Peter Schwarzenbauer, CEO of Porsche, has spoken out about the long-accepted industry trade practice of 'incentives'. Faced with straggling sales and declining markets, major car companies such as Ford, Toyota, Daimler Chrysler and Honda often offer discounts to purchasers to increase demand for their cars, or to make room for new models that they may be rolling out. The problem with this is that it defies the most basic principle of economics - supply and demand. Car companies are sacrificing "long-term growth and profitability" in order to capture short term gains.

The incentives war has seen these major car companies competing against one another to offer bigger and bigger incentives, thereby driving down their own prices and undermining their profitability. The extent of the incentives has become so large that some Ford models have almost 23% of their price in incentives - a staggering figure in itself, with the other major companies not too far behind. Porsche's Chief says that the problem that these companies has to fix is forecasting their demand and supply more accurately.

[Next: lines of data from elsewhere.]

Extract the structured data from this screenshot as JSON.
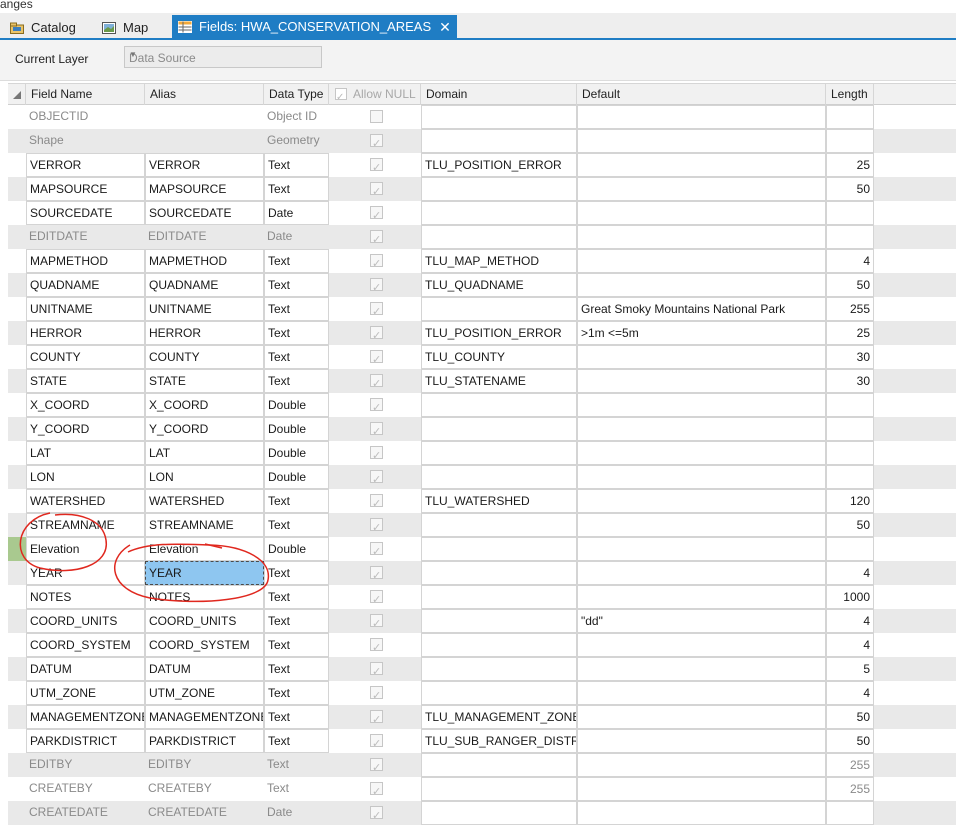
{
  "top_label": "anges",
  "tabs": [
    {
      "label": "Catalog",
      "icon": "catalog-icon"
    },
    {
      "label": "Map",
      "icon": "map-icon"
    },
    {
      "label": "Fields:  HWA_CONSERVATION_AREAS",
      "icon": "fields-table-icon"
    }
  ],
  "layer": {
    "label": "Current Layer",
    "value": "Data Source"
  },
  "columns": [
    "Field Name",
    "Alias",
    "Data Type",
    "Allow NULL",
    "Domain",
    "Default",
    "Length"
  ],
  "rows": [
    {
      "name": "OBJECTID",
      "alias": "",
      "type": "Object ID",
      "null": false,
      "domain": "",
      "default": "",
      "length": "",
      "ro": true
    },
    {
      "name": "Shape",
      "alias": "",
      "type": "Geometry",
      "null": true,
      "domain": "",
      "default": "",
      "length": "",
      "ro": true
    },
    {
      "name": "VERROR",
      "alias": "VERROR",
      "type": "Text",
      "null": true,
      "domain": "TLU_POSITION_ERROR",
      "default": "",
      "length": "25",
      "ro": false
    },
    {
      "name": "MAPSOURCE",
      "alias": "MAPSOURCE",
      "type": "Text",
      "null": true,
      "domain": "",
      "default": "",
      "length": "50",
      "ro": false
    },
    {
      "name": "SOURCEDATE",
      "alias": "SOURCEDATE",
      "type": "Date",
      "null": true,
      "domain": "",
      "default": "",
      "length": "",
      "ro": false
    },
    {
      "name": "EDITDATE",
      "alias": "EDITDATE",
      "type": "Date",
      "null": true,
      "domain": "",
      "default": "",
      "length": "",
      "ro": true
    },
    {
      "name": "MAPMETHOD",
      "alias": "MAPMETHOD",
      "type": "Text",
      "null": true,
      "domain": "TLU_MAP_METHOD",
      "default": "",
      "length": "4",
      "ro": false
    },
    {
      "name": "QUADNAME",
      "alias": "QUADNAME",
      "type": "Text",
      "null": true,
      "domain": "TLU_QUADNAME",
      "default": "",
      "length": "50",
      "ro": false
    },
    {
      "name": "UNITNAME",
      "alias": "UNITNAME",
      "type": "Text",
      "null": true,
      "domain": "",
      "default": "Great Smoky Mountains National Park",
      "length": "255",
      "ro": false
    },
    {
      "name": "HERROR",
      "alias": "HERROR",
      "type": "Text",
      "null": true,
      "domain": "TLU_POSITION_ERROR",
      "default": ">1m <=5m",
      "length": "25",
      "ro": false
    },
    {
      "name": "COUNTY",
      "alias": "COUNTY",
      "type": "Text",
      "null": true,
      "domain": "TLU_COUNTY",
      "default": "",
      "length": "30",
      "ro": false
    },
    {
      "name": "STATE",
      "alias": "STATE",
      "type": "Text",
      "null": true,
      "domain": "TLU_STATENAME",
      "default": "",
      "length": "30",
      "ro": false
    },
    {
      "name": "X_COORD",
      "alias": "X_COORD",
      "type": "Double",
      "null": true,
      "domain": "",
      "default": "",
      "length": "",
      "ro": false
    },
    {
      "name": "Y_COORD",
      "alias": "Y_COORD",
      "type": "Double",
      "null": true,
      "domain": "",
      "default": "",
      "length": "",
      "ro": false
    },
    {
      "name": "LAT",
      "alias": "LAT",
      "type": "Double",
      "null": true,
      "domain": "",
      "default": "",
      "length": "",
      "ro": false
    },
    {
      "name": "LON",
      "alias": "LON",
      "type": "Double",
      "null": true,
      "domain": "",
      "default": "",
      "length": "",
      "ro": false
    },
    {
      "name": "WATERSHED",
      "alias": "WATERSHED",
      "type": "Text",
      "null": true,
      "domain": "TLU_WATERSHED",
      "default": "",
      "length": "120",
      "ro": false
    },
    {
      "name": "STREAMNAME",
      "alias": "STREAMNAME",
      "type": "Text",
      "null": true,
      "domain": "",
      "default": "",
      "length": "50",
      "ro": false
    },
    {
      "name": "Elevation",
      "alias": "Elevation",
      "type": "Double",
      "null": true,
      "domain": "",
      "default": "",
      "length": "",
      "ro": false
    },
    {
      "name": "YEAR",
      "alias": "YEAR",
      "type": "Text",
      "null": true,
      "domain": "",
      "default": "",
      "length": "4",
      "ro": false
    },
    {
      "name": "NOTES",
      "alias": "NOTES",
      "type": "Text",
      "null": true,
      "domain": "",
      "default": "",
      "length": "1000",
      "ro": false
    },
    {
      "name": "COORD_UNITS",
      "alias": "COORD_UNITS",
      "type": "Text",
      "null": true,
      "domain": "",
      "default": "\"dd\"",
      "length": "4",
      "ro": false
    },
    {
      "name": "COORD_SYSTEM",
      "alias": "COORD_SYSTEM",
      "type": "Text",
      "null": true,
      "domain": "",
      "default": "",
      "length": "4",
      "ro": false
    },
    {
      "name": "DATUM",
      "alias": "DATUM",
      "type": "Text",
      "null": true,
      "domain": "",
      "default": "",
      "length": "5",
      "ro": false
    },
    {
      "name": "UTM_ZONE",
      "alias": "UTM_ZONE",
      "type": "Text",
      "null": true,
      "domain": "",
      "default": "",
      "length": "4",
      "ro": false
    },
    {
      "name": "MANAGEMENTZONE",
      "alias": "MANAGEMENTZONE",
      "type": "Text",
      "null": true,
      "domain": "TLU_MANAGEMENT_ZONE",
      "default": "",
      "length": "50",
      "ro": false
    },
    {
      "name": "PARKDISTRICT",
      "alias": "PARKDISTRICT",
      "type": "Text",
      "null": true,
      "domain": "TLU_SUB_RANGER_DISTRICT",
      "default": "",
      "length": "50",
      "ro": false
    },
    {
      "name": "EDITBY",
      "alias": "EDITBY",
      "type": "Text",
      "null": true,
      "domain": "",
      "default": "",
      "length": "255",
      "ro": true
    },
    {
      "name": "CREATEBY",
      "alias": "CREATEBY",
      "type": "Text",
      "null": true,
      "domain": "",
      "default": "",
      "length": "255",
      "ro": true
    },
    {
      "name": "CREATEDATE",
      "alias": "CREATEDATE",
      "type": "Date",
      "null": true,
      "domain": "",
      "default": "",
      "length": "",
      "ro": true
    }
  ],
  "selected_row": "YEAR",
  "highlighted_row": "Elevation",
  "annotation_color": "#e0281f",
  "selection_color": "#8ec6f0"
}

This may be easy for Porsche, which has relatively low-volume and therefore a big advantage over its larger competitors, but nevertheless Schwarzenbauer is right - for the car companies to experience growth and profits, it needs to cut back on incentives. If it continues at the rate that it has been going at for the last few years, it won't be long until the auto industry, in America especially, falls into a death spiral, which will have an impact on the American economy, which will in turn affect the entire world market for cars.